The SPX advanced 3.90 points yesterday to close at 1364.30. TOT daily traders went 400% long at SPX 1364 and have carried the position overnight and into today.
The bond model remains neutral, and the gold model remains bearish.
The super long term perspective for the stock market remains bearish.
However, both the long and short term models remain bullish.
Yesterday’s action was poor. The market had numerous opportunities to rally, and it failed at each attempt. It’s probable that a day or two of softness will be needed prior to further upside gains.

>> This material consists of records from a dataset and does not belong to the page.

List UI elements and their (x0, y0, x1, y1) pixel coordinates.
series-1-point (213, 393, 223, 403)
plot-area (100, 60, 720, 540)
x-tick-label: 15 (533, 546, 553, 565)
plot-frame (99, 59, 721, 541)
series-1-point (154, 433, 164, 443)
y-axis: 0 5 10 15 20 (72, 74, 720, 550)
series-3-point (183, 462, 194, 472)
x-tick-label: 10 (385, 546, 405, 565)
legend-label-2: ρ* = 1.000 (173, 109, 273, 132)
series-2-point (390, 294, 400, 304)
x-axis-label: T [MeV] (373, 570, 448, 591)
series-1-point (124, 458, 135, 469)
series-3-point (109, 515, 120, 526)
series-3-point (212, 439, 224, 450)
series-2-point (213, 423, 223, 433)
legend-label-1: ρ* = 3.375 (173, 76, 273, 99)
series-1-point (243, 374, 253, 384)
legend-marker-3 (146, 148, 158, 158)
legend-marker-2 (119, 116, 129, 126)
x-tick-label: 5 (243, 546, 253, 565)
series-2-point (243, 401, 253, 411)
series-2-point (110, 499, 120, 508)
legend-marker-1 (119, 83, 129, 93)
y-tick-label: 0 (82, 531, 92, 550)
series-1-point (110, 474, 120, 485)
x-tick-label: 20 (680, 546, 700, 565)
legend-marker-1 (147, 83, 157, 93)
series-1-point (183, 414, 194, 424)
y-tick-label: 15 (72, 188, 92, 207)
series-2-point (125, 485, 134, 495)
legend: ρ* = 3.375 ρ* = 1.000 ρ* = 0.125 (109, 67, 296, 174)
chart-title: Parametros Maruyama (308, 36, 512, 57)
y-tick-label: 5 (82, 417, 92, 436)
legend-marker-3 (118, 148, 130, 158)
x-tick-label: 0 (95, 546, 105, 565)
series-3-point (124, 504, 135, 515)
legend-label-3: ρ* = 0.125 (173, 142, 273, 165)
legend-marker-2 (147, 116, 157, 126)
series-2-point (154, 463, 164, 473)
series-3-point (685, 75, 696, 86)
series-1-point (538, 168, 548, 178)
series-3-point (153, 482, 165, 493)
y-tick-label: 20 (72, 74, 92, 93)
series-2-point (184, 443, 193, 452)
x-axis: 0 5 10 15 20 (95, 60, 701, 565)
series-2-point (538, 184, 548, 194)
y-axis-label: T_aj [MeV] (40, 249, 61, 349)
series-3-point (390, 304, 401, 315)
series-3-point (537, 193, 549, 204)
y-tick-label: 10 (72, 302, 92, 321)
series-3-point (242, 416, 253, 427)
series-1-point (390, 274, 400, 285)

The daily model is neutral today, reflecting a balance between bullish and bearish forces. Separate from the model’s actual reading, my sense is that unless Chairman Greenspan says something clearly bullish, the market will likely move lower today. TOT daily traders went 400% long yesterday at SPX 1364. We’re just a tad above that level, but I’d use a sell stop at that same level, thereby exiting at the first sign of weakness. In the unlikely event that we’re not stopped out, take your profit on any rally to SPX 1372, which seems like the most the market might be able to muster today. In the even more unlikely event that neither level is reached, carry your position overnight and into tomorrow. I expect to see the SPX attack the 1400 level in the near future — just not this week.
Since initiation of this service on September 30, 1993, our daily trader recommendations have gained 6376.56 cumulative SPX points, compared to a gain of 905.37 points in the index itself over the same period.